The California Chamber of Commerce relayed its concerns to the governor about “an overly broad executive order because it would create an enormous and unnecessary burden on the worker’s compensation system. Imposing a legal conclusion that any employee who contracts the coronavirus is covered by worker’s compensation benefits, shifts the cost of this pandemic to the private sector,” spokeswoman Denise Davis said in an email. “As we have previously stated, the private sector cannot be the safety net for this crisis, that is the role of government.”
The U.S. Chamber of Commerce, fearing that other states may follow California’s actions, also asked Newsom to avoid covering all essential workers because of the costs.
The Workers’ Compensation Insurance Rating Bureau has scrapped a recommended rate increase for employers for this year and petitioned California Insurance Commissioner Ricardo Lara to approve new regulations that would keep employers’ workers’ comp insurance premiums from rising if their workers file COVID-19 claims. Non-COVID workers compensation claims are likely to decrease with so many fewer people in workplaces during the shelter-in-place order, which may also help keep employers’ rates stable.
State lawmakers also will consider two very different bills, both in committee, that would extend workers’ comp protections to essential workers.
AB 664 is sponsored by the California Nurses Association and introduced by Democratic Assemblymembers Jim Cooper of Elk Grove and Lorena Gonzalez of San Diego.

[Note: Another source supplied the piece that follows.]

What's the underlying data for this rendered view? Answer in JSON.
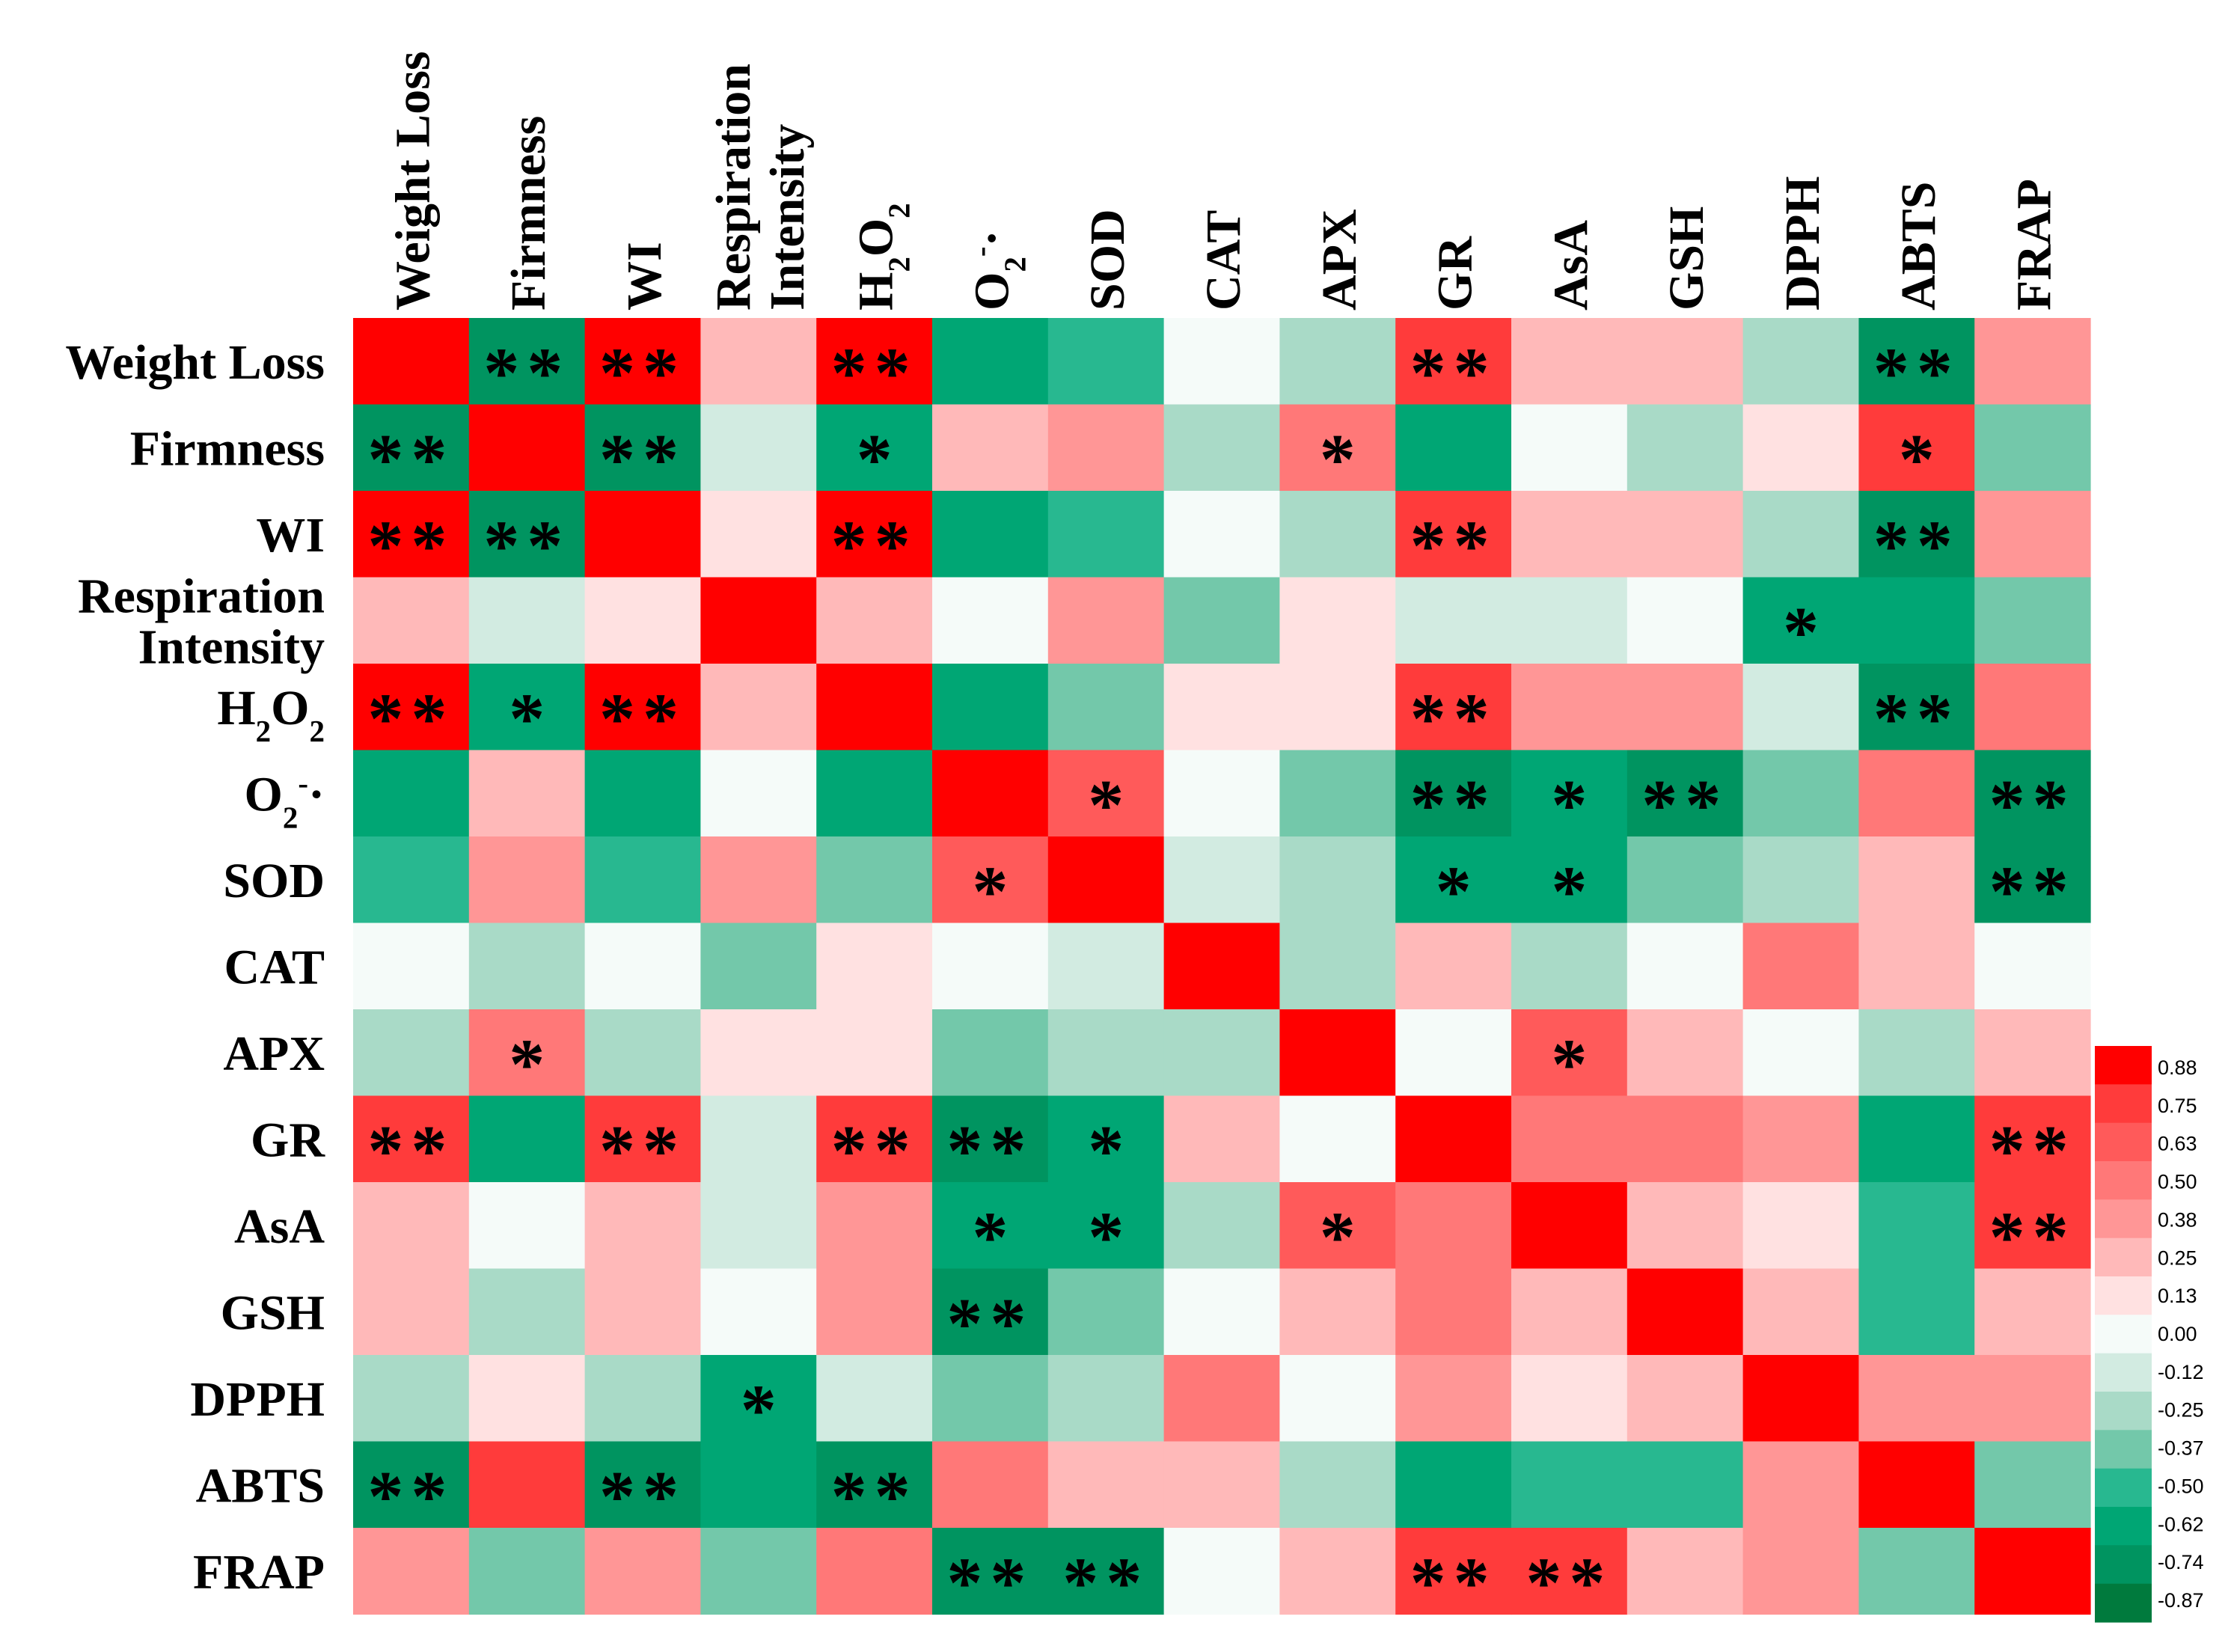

It would grant “presumptive eligibility” to front-line health workers and first responders such as police and firefighters if they contract COVID-19 or any other infectious disease — but only if the state or local government has declared a state of emergency.
A second proposal, SB 1159 by Democratic Sen. Jerry Hill of San Mateo, would apply to a larger group of essential workers, but cover only COVID-19 and would continue to allow employers to contest whether an employee actually contracted the infection at work.